H.3. Consider two studies about vaccine hesitancy:

  • Study A: Survey of 200 randomly selected adults in a rural county. Finds 38% are vaccine-hesitant.
  • Study B: Online poll of 10,000 Twitter users who clicked on a vaccine-related article. Finds 55% are vaccine-hesitant.

(a) Compute the margin of error for each study. (b) Which study gives a more reliable estimate of vaccine hesitancy in the general population? Why? (c) A news outlet reports: "55% of Americans are vaccine-hesitant, according to a new poll with a margin of error of just ±1%." What's wrong with this reporting?

H.4. The Reproducibility Question. A researcher finds that 24 out of 100 participants in a psychology study exhibit a particular behavior ($\hat{p} = 0.24$). She tests $H_0: p = 0.20$ vs. $H_a: p > 0.20$ and gets $p = 0.17$. She writes in her paper: "The proportion was directionally consistent with our hypothesis but did not reach significance ($p = 0.17$)." She then tests several subgroups:

  • Women only: 14 out of 45 ($\hat{p} = 0.311$, $p = 0.04$)
  • Men only: 10 out of 55 ($\hat{p} = 0.182$, $p = 0.61$)

She reports: "The effect was significant among women ($p = 0.04$)."

(a) What's wrong with this approach? Connect to p-hacking from Chapter 13. (b) If the original test was not significant, why might a subgroup test be? Does this make the finding more or less reliable? (c) What should the researcher have done differently?


Part I: Synthesis and Extension ⭐⭐⭐⭐

I.1. Sample Size Planning. Sam's boss wants to know definitively whether Daria's shooting has improved. Sam determines that Daria needs to take enough additional shots so that if her true shooting percentage is 38% (her current sample proportion), he would reject $H_0: p = 0.31$ at $\alpha = 0.05$.

(a) What sample size would give a margin of error of ±5 percentage points at 95% confidence? (Use $\hat{p} = 0.38$.) (b) At this sample size, compute the z-statistic that would result from $\hat{p} = 0.38$. Would you reject $H_0$? (c) This is a preview of power analysis (Chapter 17). In your own words, explain the relationship between sample size, margin of error, and the ability to detect a real effect.

I.2. Comparing CI Methods at Scale. Write a Python simulation that:

(a) For each of several true proportions ($p = 0.01, 0.05, 0.10, 0.30, 0.50$), generates 10,000 samples of size $n = 40$. (b) For each sample, computes Wald, Wilson, and plus-four 95% CIs. (c) Records whether each CI contains the true $p$. (d) Plots the actual coverage probability vs. the nominal 95% for each method and each $p$ value. (e) Summarizes: for which values of $p$ does the Wald interval perform worst? Does the Wilson or plus-four method fix the problem?

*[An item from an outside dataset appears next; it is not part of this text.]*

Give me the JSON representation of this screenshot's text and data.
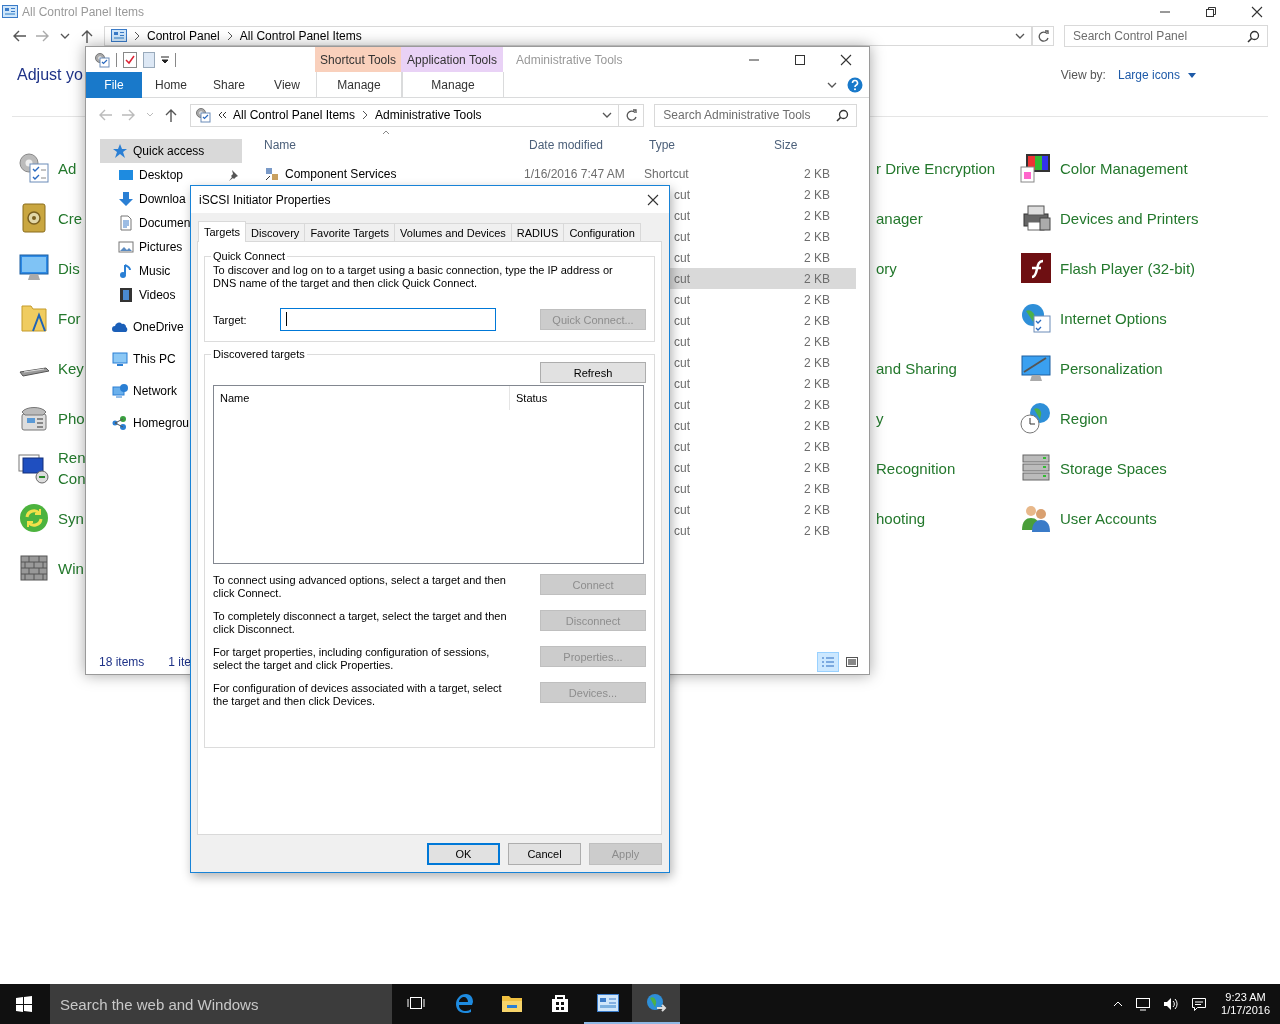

I.3. The Election Night Challenge. On election night, the following results come in for a governor's race with two candidates:

Time Votes Counted Candidate A Candidate B
8:00 PM 50,000 52.1% 47.9%
9:00 PM 200,000 50.8% 49.2%
10:00 PM 500,000 49.5% 50.5%
11:00 PM 800,000 49.8% 50.2%

(a) At each time point, can you conclude that either candidate is winning? (Treat the counted votes as a random sample from the total electorate of 2 million.) (b) Notice that the race tightened over time. What might cause this pattern? (Think about which precincts report first.) (c) At 11:00 PM, a commentator says: "With 800,000 votes counted, it's clear this is going to be a photo finish." Is "photo finish" supported by the margin of error? (d) This scenario illustrates why statisticians warn against treating partial vote counts as random samples. Why aren't they truly random?